Machine-learning Prognostic Models from the 2014-16 Ebola Outbreak: Data-harmonization Challenges, Validation Strategies, and mHealth Applications

EClinicalMedicine. 2019 Jun 22:11:54-64. doi: 10.1016/j.eclinm.2019.06.003. eCollection 2019 May-Jun.


Background: Ebola virus disease (EVD) plagues low-resource and difficult-to-access settings. Machine learning prognostic models and mHealth tools could improve the understanding and use of evidence-based care guidelines in such settings. However, data incompleteness and lack of interoperability limit model generalizability. This study harmonizes diverse datasets from the 2014-16 EVD epidemic and generates several prognostic models incorporated into the novel Ebola Care Guidelines app that provides informed access to recommended evidence-based guidelines.
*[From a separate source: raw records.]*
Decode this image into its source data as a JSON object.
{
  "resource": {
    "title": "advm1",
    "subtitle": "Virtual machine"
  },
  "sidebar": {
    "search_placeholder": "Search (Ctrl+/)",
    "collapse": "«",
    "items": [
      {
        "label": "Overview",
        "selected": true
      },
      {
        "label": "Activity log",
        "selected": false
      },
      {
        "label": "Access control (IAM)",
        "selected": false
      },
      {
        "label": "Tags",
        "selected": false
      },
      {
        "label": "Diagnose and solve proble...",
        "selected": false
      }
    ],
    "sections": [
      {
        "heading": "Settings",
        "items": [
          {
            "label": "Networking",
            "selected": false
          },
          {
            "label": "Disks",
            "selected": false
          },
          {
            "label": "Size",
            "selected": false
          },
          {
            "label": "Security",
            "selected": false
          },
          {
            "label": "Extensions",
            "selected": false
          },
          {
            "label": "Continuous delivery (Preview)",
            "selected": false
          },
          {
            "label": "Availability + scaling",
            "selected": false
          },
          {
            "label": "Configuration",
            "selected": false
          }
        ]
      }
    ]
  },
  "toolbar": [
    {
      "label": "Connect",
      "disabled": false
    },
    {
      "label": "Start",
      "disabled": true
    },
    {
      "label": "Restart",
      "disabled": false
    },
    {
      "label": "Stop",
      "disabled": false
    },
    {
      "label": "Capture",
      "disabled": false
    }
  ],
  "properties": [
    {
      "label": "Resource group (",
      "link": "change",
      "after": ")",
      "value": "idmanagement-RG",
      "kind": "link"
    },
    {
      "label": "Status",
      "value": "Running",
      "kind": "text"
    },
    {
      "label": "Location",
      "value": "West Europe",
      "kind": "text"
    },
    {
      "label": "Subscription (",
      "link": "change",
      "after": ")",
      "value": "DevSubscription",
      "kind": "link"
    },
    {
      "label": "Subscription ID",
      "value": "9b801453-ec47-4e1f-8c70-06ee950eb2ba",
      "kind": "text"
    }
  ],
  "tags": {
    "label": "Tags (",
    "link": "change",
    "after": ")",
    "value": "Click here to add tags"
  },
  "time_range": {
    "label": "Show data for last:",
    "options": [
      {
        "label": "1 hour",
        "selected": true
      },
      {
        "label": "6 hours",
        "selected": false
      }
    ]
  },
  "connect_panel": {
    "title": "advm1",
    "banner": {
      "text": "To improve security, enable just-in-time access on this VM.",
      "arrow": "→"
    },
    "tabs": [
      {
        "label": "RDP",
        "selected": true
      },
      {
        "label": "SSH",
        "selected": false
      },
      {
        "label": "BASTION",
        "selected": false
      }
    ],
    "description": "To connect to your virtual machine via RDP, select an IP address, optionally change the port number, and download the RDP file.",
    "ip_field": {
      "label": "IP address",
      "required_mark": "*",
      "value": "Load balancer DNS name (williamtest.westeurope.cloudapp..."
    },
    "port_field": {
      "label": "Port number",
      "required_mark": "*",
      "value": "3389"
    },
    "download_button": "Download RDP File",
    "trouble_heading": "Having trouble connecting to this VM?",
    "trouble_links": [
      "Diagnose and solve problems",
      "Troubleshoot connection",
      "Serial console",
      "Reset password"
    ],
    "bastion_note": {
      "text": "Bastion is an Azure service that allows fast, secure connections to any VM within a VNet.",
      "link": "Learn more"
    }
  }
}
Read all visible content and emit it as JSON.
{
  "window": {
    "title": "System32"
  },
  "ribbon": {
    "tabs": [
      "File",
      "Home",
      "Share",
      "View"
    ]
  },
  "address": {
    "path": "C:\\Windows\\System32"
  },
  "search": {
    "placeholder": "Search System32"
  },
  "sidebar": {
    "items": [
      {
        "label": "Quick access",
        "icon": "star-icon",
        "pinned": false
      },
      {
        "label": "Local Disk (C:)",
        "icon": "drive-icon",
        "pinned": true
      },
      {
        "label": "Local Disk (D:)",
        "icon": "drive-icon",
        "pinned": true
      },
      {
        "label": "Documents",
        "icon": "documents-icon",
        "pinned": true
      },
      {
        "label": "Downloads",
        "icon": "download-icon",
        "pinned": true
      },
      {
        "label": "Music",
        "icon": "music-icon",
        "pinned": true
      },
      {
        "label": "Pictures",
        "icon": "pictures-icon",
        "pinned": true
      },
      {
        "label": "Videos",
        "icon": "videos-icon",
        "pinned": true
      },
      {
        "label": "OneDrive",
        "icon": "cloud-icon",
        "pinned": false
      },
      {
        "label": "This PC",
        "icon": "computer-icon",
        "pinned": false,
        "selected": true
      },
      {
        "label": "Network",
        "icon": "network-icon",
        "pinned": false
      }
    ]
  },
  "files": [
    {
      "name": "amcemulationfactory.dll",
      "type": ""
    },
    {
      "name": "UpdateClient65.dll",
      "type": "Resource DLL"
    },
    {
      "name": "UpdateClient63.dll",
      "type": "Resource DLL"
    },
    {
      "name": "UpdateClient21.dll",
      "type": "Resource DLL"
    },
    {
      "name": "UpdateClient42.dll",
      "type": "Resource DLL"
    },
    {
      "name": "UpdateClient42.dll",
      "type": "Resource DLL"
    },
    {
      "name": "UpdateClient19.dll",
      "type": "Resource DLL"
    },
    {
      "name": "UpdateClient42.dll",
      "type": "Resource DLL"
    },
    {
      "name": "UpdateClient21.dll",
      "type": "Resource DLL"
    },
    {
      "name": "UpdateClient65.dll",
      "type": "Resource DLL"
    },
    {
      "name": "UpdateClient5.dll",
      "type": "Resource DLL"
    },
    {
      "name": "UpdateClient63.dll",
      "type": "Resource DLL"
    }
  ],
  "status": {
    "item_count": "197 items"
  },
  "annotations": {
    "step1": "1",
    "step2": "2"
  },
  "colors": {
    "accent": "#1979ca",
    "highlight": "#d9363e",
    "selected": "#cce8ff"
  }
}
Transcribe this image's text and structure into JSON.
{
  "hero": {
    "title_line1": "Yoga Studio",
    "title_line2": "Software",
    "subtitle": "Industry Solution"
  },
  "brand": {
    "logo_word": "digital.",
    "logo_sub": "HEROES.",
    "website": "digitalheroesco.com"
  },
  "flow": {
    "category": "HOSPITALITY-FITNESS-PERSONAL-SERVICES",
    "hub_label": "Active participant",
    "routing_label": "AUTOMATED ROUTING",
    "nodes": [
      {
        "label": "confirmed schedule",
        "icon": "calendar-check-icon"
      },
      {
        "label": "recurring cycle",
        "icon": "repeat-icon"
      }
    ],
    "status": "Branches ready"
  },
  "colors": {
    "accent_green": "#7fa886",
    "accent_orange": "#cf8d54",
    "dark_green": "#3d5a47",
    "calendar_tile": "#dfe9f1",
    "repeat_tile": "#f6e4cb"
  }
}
Methods: Multivariate logistic regression was applied to investigate survival outcomes in 470 patients admitted to five Ebola treatment units in Liberia and Sierra Leone at various timepoints during 2014-16. We generated a parsimonious model (viral load, age, temperature, bleeding, jaundice, dyspnea, dysphagia, and time-to-presentation) and several fallback models for when these variables are unavailable. All were externally validated against two independent datasets and compared to further models including expert observational wellness assessments. Models were incorporated into an app highlighting the signs/symptoms with the largest contribution to prognosis.

Findings: The parsimonious model approached the predictive power of observational assessments by experienced clinicians (Area-Under-the-Curve, AUC = 0.70-0.79, accuracy = 0.64-0.74) and maintained its performance across subcohorts with different healthcare seeking behaviors. Age and viral load contributed > 5-fold the weighting of other features and including them in a minimal model had a similar AUC, albeit at the cost of specificity.

Interpretation: Clinically guided prognostic models can recapitulate clinical expertise and be useful when such expertise is unavailable. Incorporating these models into mHealth tools may facilitate their interpretation and provide informed access to comprehensive clinical guidelines.

Funding: Howard Hughes Medical Institute, US National Institutes of Health, Bill & Melinda Gates Foundation, International Medical Corps, UK Department for International Development, and GOAL Global.

Keywords: Clinical intuition; Data visualization; Ebola virus disease; Machine learning; Prognostic models; Severity score; Supportive care guidelines; mHealth.